Prior to Suriname’s independence in 1975, a large group emigrated to the Netherlands. In 2013, there were 175,000 Hindostanis in the Netherlands compared to 150,000 in Suriname. The author, Chan Choenni, vividly describes this extraordinary history based on extensive historical research on the migration and integration of Hindostanis in Suriname and in the Netherlands. This history is part of Dutch (colonial) history and also provides insight into the developments after the abolition of slavery in Suriname.

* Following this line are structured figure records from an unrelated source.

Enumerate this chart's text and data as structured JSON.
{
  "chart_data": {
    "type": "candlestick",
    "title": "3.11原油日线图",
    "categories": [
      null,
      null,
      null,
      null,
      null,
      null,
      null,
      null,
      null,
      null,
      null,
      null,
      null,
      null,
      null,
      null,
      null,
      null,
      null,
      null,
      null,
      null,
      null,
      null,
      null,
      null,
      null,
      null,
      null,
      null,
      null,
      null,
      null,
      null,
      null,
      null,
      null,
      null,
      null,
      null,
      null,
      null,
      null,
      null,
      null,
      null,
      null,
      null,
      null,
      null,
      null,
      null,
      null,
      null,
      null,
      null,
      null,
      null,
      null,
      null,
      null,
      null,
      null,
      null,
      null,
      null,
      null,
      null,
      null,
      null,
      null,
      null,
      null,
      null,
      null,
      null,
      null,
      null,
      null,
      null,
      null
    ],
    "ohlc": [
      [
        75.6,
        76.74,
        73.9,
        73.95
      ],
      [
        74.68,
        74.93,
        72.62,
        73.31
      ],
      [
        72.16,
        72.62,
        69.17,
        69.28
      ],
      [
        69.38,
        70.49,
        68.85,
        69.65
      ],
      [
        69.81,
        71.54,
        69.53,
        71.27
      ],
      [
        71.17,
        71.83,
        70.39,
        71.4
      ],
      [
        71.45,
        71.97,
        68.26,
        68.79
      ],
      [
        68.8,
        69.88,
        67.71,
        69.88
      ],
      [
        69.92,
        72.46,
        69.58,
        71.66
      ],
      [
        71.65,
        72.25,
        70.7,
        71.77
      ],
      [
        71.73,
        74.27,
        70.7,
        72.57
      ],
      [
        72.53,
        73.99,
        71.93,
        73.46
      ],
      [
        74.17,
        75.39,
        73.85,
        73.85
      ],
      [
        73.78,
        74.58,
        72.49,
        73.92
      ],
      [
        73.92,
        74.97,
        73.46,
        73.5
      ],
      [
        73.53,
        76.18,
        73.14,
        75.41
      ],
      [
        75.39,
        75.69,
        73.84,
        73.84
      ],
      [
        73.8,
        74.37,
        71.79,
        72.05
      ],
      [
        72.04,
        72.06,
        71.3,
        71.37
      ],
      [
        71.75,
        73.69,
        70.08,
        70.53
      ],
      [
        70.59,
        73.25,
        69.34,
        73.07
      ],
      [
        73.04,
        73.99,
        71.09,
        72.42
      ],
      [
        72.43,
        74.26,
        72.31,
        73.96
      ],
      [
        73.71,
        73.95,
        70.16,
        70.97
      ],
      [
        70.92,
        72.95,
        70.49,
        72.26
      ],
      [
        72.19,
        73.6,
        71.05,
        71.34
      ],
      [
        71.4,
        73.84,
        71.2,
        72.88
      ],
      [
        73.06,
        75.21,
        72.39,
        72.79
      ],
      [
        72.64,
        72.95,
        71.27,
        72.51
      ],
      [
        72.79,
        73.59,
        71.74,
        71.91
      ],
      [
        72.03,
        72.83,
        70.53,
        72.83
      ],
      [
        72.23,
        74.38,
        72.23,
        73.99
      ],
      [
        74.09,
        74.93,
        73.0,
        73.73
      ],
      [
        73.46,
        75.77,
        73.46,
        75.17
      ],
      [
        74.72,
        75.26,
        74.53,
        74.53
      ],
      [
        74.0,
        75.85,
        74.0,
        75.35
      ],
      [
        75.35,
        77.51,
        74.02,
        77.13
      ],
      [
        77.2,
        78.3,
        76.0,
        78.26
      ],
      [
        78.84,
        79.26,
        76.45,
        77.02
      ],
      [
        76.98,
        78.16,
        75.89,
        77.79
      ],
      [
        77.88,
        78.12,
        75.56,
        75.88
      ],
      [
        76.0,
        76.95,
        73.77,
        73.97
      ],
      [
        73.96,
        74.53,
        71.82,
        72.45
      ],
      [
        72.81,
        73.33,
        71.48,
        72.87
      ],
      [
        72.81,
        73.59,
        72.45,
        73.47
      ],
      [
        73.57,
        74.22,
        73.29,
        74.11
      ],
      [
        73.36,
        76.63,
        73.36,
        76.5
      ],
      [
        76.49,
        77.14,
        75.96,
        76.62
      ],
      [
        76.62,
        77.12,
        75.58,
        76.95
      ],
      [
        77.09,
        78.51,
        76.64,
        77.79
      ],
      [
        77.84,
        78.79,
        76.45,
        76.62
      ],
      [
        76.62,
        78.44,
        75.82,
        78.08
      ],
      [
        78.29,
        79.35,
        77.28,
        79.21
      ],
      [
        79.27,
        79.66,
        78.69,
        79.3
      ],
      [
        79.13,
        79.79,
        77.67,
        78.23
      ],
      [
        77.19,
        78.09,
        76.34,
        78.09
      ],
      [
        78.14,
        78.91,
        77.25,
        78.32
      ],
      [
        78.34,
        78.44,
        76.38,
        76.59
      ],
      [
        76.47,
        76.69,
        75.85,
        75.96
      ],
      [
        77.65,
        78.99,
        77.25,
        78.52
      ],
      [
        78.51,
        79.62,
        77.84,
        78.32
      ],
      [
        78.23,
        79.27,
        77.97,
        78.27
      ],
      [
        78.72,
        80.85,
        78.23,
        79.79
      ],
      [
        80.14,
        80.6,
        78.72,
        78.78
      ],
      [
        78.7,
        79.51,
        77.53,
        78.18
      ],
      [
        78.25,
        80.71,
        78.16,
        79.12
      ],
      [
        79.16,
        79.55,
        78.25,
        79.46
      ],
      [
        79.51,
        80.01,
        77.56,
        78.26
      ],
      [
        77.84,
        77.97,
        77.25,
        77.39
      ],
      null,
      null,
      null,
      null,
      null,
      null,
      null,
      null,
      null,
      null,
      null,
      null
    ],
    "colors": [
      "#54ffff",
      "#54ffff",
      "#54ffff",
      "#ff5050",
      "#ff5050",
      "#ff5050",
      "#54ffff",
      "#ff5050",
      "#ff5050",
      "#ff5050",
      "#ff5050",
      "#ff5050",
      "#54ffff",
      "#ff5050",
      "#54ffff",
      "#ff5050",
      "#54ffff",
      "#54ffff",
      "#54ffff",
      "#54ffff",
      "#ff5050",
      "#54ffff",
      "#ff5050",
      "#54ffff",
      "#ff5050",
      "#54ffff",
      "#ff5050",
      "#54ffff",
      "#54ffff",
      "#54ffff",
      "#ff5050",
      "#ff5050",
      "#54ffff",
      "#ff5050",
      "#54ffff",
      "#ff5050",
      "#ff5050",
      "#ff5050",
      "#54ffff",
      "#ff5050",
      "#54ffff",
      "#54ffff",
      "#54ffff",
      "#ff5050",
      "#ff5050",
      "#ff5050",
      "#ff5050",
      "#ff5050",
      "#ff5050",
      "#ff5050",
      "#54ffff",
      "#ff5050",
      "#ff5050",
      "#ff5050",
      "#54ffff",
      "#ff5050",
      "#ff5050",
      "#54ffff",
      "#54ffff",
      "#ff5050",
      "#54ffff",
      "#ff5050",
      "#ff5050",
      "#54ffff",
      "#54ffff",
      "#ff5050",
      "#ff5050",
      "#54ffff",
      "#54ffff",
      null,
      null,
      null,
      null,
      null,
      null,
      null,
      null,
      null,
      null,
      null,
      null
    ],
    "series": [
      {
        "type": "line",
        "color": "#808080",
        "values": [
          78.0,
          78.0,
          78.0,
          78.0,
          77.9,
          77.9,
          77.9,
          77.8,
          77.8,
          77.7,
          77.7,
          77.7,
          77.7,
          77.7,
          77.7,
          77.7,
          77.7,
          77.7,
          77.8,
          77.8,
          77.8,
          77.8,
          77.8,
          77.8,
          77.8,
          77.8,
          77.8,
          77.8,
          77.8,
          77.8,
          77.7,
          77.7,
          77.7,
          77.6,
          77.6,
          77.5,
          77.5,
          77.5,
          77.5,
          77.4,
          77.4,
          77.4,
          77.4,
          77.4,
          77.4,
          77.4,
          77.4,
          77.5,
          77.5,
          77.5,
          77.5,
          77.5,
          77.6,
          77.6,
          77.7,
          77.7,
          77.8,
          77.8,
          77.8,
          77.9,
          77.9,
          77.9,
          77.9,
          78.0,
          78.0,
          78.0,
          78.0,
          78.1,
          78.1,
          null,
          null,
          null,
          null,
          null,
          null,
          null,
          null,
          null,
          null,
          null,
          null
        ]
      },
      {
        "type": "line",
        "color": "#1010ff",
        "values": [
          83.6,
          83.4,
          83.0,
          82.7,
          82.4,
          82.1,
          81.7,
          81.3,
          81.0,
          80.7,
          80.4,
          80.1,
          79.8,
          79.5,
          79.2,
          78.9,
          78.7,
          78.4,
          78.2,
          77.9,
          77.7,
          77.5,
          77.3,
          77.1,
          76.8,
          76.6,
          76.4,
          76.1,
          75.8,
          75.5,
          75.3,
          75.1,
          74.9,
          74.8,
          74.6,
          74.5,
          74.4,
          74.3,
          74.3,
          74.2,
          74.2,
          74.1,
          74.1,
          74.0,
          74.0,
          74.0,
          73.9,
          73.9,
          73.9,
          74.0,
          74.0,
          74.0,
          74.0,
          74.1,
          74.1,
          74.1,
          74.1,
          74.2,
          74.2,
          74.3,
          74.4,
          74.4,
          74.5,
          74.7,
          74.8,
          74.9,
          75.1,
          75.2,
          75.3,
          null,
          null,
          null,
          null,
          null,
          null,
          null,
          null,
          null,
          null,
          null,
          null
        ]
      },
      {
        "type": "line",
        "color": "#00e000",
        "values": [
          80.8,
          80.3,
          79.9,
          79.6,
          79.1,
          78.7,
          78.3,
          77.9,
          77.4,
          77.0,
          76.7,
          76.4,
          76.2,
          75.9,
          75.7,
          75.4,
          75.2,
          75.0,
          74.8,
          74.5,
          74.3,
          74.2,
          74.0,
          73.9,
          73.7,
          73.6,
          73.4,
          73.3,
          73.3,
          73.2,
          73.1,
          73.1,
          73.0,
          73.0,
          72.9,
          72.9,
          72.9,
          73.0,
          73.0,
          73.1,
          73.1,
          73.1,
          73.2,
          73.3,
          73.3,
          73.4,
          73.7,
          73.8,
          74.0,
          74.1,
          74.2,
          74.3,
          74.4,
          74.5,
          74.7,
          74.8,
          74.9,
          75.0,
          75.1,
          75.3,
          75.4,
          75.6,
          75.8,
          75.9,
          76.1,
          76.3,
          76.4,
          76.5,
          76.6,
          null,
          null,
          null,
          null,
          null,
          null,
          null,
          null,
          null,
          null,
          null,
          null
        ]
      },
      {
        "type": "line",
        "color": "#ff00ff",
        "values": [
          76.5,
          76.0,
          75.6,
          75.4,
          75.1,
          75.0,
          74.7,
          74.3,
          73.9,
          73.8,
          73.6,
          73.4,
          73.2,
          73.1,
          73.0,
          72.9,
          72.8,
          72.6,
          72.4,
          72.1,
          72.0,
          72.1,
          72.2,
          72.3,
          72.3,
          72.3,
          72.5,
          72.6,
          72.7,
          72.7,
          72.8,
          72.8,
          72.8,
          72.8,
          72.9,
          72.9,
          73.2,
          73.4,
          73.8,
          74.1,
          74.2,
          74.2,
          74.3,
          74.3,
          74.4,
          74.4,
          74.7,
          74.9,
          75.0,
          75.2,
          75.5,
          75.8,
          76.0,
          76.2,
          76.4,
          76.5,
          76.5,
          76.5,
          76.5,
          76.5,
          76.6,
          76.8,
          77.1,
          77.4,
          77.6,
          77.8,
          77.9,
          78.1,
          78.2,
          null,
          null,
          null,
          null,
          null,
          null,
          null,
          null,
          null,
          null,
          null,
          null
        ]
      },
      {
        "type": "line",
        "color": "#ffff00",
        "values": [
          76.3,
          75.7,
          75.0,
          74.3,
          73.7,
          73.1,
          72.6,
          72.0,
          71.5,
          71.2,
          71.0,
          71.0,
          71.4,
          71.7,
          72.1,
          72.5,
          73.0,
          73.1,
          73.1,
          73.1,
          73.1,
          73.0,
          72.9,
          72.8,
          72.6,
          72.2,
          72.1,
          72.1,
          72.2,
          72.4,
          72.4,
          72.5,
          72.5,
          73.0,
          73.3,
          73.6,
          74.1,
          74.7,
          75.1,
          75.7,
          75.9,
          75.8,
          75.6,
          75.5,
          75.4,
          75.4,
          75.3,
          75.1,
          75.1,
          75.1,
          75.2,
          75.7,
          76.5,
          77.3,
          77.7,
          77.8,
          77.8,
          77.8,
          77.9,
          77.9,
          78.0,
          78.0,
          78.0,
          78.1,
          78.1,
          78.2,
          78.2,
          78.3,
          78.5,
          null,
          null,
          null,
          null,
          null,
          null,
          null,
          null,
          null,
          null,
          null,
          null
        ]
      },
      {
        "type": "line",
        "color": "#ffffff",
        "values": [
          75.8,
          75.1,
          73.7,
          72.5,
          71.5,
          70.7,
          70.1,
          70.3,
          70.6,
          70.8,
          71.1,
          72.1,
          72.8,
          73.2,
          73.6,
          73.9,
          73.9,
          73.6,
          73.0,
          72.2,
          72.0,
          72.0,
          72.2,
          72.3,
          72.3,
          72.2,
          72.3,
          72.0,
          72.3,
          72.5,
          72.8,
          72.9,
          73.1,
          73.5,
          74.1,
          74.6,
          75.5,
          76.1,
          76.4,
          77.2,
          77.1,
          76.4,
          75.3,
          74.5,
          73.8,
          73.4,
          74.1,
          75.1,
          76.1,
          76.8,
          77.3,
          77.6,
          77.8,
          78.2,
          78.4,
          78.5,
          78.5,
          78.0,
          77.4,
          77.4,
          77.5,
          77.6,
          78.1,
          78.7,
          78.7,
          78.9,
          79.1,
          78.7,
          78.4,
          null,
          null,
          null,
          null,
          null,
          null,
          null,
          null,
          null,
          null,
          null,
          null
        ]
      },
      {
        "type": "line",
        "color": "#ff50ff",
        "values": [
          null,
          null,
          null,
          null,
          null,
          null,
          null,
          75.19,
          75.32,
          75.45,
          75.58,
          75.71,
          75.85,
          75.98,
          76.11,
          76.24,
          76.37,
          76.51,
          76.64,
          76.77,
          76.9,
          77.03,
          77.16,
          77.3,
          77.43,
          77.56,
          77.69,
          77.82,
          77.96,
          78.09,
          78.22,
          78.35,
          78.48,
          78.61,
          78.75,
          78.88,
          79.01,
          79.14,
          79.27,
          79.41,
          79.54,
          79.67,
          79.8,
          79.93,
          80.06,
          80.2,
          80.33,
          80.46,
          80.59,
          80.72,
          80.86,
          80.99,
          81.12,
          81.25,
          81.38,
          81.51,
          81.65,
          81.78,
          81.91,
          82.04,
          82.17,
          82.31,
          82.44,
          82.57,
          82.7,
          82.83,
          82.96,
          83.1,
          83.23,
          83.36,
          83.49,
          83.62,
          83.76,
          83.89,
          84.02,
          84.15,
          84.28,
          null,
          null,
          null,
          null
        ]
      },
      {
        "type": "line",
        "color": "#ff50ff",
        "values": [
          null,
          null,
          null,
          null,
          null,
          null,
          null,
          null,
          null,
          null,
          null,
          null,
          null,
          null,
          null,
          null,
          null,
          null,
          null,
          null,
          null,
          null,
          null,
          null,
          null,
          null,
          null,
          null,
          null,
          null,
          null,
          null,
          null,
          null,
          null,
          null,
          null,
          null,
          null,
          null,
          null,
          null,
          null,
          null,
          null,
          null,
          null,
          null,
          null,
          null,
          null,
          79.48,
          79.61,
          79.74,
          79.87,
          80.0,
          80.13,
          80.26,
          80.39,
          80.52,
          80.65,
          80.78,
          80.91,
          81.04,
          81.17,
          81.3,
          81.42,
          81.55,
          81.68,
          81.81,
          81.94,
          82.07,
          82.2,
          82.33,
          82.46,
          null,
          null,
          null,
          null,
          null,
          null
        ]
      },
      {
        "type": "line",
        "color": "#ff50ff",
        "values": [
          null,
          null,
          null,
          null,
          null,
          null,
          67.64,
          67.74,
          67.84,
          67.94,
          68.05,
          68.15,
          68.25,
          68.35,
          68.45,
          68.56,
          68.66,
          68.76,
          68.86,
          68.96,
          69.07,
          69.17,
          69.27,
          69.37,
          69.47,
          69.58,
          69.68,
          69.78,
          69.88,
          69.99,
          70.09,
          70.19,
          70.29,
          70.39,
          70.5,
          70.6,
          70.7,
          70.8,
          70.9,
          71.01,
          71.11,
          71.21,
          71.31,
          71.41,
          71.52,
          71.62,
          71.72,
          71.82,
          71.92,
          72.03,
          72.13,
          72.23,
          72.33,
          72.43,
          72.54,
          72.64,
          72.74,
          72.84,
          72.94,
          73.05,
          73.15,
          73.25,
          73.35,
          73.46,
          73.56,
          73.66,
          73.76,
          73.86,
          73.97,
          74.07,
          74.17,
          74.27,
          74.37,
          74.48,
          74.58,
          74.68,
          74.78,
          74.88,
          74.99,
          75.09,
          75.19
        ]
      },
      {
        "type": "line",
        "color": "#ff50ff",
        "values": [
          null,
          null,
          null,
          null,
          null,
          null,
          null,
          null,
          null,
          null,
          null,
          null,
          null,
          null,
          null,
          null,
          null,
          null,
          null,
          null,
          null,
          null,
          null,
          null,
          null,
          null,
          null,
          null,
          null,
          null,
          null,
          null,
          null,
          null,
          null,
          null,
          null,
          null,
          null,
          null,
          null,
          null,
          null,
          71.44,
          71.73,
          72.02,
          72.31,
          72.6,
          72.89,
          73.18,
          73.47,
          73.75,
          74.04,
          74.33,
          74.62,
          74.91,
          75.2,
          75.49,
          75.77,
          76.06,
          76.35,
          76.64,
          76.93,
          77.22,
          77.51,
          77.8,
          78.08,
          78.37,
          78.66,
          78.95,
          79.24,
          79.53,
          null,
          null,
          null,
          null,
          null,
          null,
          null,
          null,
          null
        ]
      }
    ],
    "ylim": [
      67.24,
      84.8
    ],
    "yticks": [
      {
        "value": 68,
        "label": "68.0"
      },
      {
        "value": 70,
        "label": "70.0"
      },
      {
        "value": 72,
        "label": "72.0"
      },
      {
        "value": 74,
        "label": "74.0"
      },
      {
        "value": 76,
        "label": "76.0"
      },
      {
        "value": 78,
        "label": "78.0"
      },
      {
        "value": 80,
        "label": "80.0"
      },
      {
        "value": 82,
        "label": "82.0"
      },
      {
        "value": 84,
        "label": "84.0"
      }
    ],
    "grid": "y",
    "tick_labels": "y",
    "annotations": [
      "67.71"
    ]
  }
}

History of the Hindostani 1873-2015 India – Suriname – The Netherlands, Table of Contents indluces: Preface; 1. Introduction; 2. Recruitment and selection in India; 3. Preparation for sea voyage and stay in Calcutta; 4. Crossing from India to Suriname; 5. Indentured labour in Suriname 1873-1920; 6. Return to India and cessation of Hindostani immigration; 7. Differences between Hindostani indentured labour and slavery in Suriname; 8. Integration and strong identity 1921-2015; 9. Emigration to and integration in the Netherlands;  10. Roots and diaspora communities. Notes; Literature used; Appendix I. Key dates in Hindostani history;

Prof. dr. Chandersen E.S. Choenni (1953) was born in Paramaribo, Suriname. He studied political science and the philosophy of science at the University of Amsterdam. He obtained his PhD in Social Sciences in 1995. He also qualifies as a social researcher and historian. In 2010, he was appointed extraordinary professor of Hindostani migration (Lalla Rookh Chair) at the Free University of Amsterdam. Chan Choenni has published four books and many articles on the history of Hindostanis. He is currently Emeritus Professor and his book on the history of the Afro-Surinamese 1863-1963 will be published soon. He was also policy officer for Dutch integration policy and published on ethnic relations, racism, integration policy and citizenship.